Alex Saab’s arrest on Friday en route to Iran was a major blow to President Nicolas Maduro’s government.
US officials believe he holds many secrets about how the socialist leader, his family and top aides allegedly siphoned off millions of dollars in government contracts amid widespread hunger in the oil-rich nation.
It was unclear how American authorities, who had been targeting the Colombian businessman for years, finally caught up with him.
The Justice Department declined to comment as did Saab’s American lawyer, Maria Dominguez.
A person familiar with the situation said the 48-year-old Saab was arrested in the Atlantic Ocean archipelago when his San Marino-registered jet made a refuelling stop on a flight to Tehran, where he was believed to be negotiating deals to exchange Venezuelan gold for Iranian gasoline.
Flight tracking data shows the aircraft, which the once globe-trotting Saab had used in the past, departed on Friday from Venezuela’s capital, Caracas.
A private jet belonging to Presidential Aviation, a US government contractor formerly owned by the Blackwater private security firm, was ready for a chartered flight from Cape Verde to Miami’s private Opa Locka airport on Sunday.
Venezuela’s government protested against the arrest, saying that Saab was travelling on a Venezuelan passport and was on a “humanitarian mission” to buy food and medical supplies.
In a statement issued on Saturday night, the government said an Interpol arrest notice for Saab was not issued until a day after his detention, violating international norms and disregarding the diplomatic immunity he enjoys as an “agent of a sovereign government”.
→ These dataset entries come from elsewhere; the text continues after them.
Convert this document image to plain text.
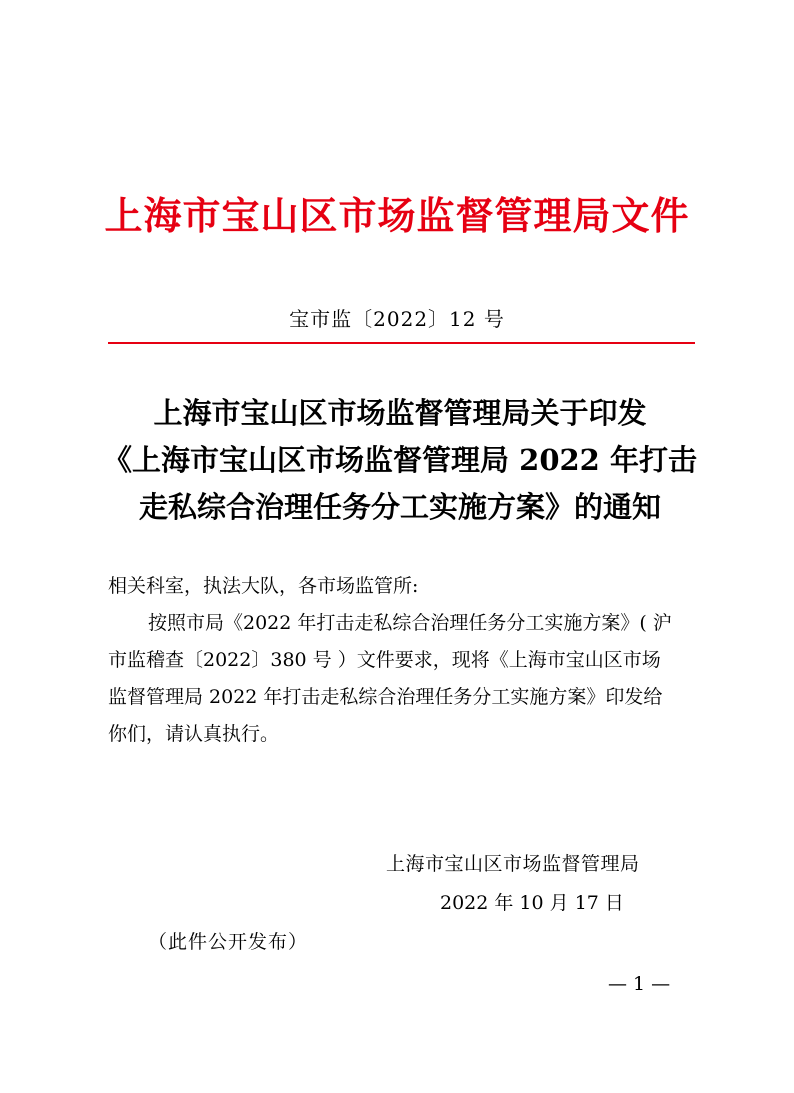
上海市宝山区市场监督管理局文件
宝市监〔2022〕12 号
上海市宝山区市场监督管理局关于印发
《上海市宝山区市场监督管理局 2022 年打击
走私综合治理任务分工实施方案》的通知
相关科室，执法大队，各市场监管所:
按照市局《2022 年打击走私综合治理任务分工实施方案》( 沪
市监稽查〔2022〕380 号 ）文件要求，现将《上海市宝山区市场
监督管理局 2022 年打击走私综合治理任务分工实施方案》印发给
你们，请认真执行。
上海市宝山区市场监督管理局
2022 年 10 月 17 日
（此件公开发布）
— 1 —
It said it would initiate all legal and diplomatic actions to secure his release. But coronavirus restrictions frustrated an attempt by Maduro’s nearest ambassador, in Senegal, to travel to Cape Verde.
In March, the Donald Trump administration indicted Maduro and more than a dozen other individuals on narco-terrorist, corruption and other criminal charges.
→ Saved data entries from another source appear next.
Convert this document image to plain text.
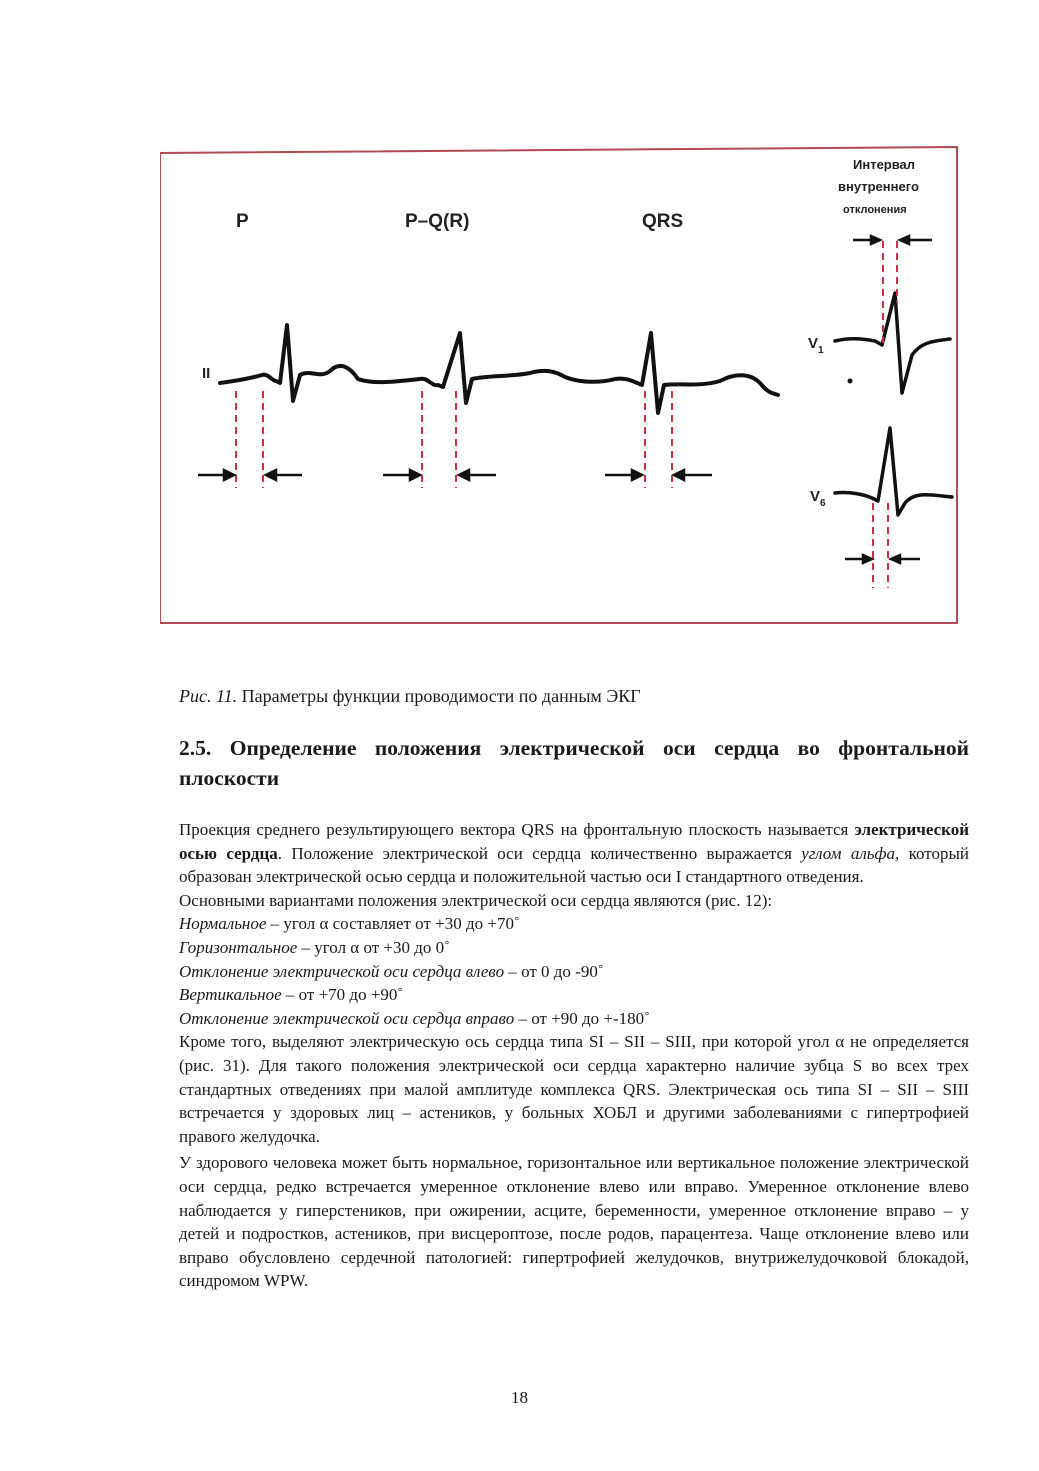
P	P–Q(R)	QRS
Интервал
внутреннего
отклонения
II
$V_1$
$V_6$
Рис. 11. Параметры функции проводимости по данным ЭКГ
2.5. Определение положения электрической оси сердца во фронтальной плоскости

Проекция среднего результирующего вектора QRS на фронтальную плоскость называется электрической осью сердца. Положение электрической оси сердца количественно выражается углом альфа, который образован электрической осью сердца и положительной частью оси I стандартного отведения.

Основными вариантами положения электрической оси сердца являются (рис. 12):

Нормальное – угол α составляет от +30 до +70˚

Горизонтальное – угол α от +30 до 0˚

Отклонение электрической оси сердца влево – от 0 до -90˚

Вертикальное – от +70 до +90˚

Отклонение электрической оси сердца вправо – от +90 до +-180˚

Кроме того, выделяют электрическую ось сердца типа SI – SII – SIII, при которой угол α не определяется (рис. 31). Для такого положения электрической оси сердца характерно наличие зубца S во всех трех стандартных отведениях при малой амплитуде комплекса QRS. Электрическая ось типа SI – SII – SIII встречается у здоровых лиц – астеников, у больных ХОБЛ и другими заболеваниями с гипертрофией правого желудочка.

У здорового человека может быть нормальное, горизонтальное или вертикальное положение электрической оси сердца, редко встречается умеренное отклонение влево или вправо. Умеренное отклонение влево наблюдается у гиперстеников, при ожирении, асците, беременности, умеренное отклонение вправо – у детей и подростков, астеников, при висцероптозе, после родов, парацентеза. Чаще отклонение влево или вправо обусловлено сердечной патологией: гипертрофией желудочков, внутрижелудочковой блокадой, синдромом WPW.

18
Saab came onto the radar of US authorities a few years ago after amassing a large number of contracts with Maduro’s government.
Federal prosecutors in Miami indicted him and a business partner last year on money laundering charges connected to an alleged bribery scheme that pocketed more than $350m from a low-income housing project for the Venezuelan government that was never built.
Separately, Saab had been sanctioned by the Trump administration for allegedly using a network of shell companies spanning the globe – in the United Arab Emirates, Turkey, Hong Kong, Panama, Colombia and Mexico – to hide huge profits from no-bid, overvalued food contracts obtained through bribes and kickbacks.
“Saab engaged with Maduro insiders to run a wide-scale corruption network they callously used to exploit Venezuela’s starving population,” Treasury Secretary Steven Mnuchin said at the time of the sanctions.
“They use food as a form of social control, to reward political supporters and punish opponents, all the while pocketing hundreds of millions of dollars through a number of fraudulent schemes.”
Cape Verde has no extradition treaty with the US and fresh on officials’ minds is the 2014 saga involving another high-priority Venezuelan target, the late Hugo Chávez’s longtime spy chief, retired general Hugo Carvajal.
Carvajal was arrested in 2014 on the Caribbean island of Aruba, where he had been named Maduro’s consul, but managed to flee a US drug warrant after intense diplomatic pressure from Caracas.
Carvajal remains at large after having been jailed and later released in Spain.
Last week, prosecutors in Colombia froze eight properties allegedly belonging to Saab, including a mansion in his Caribbean hometown of Barranquilla valued at more than $7m, as part of their own money laundering investigation.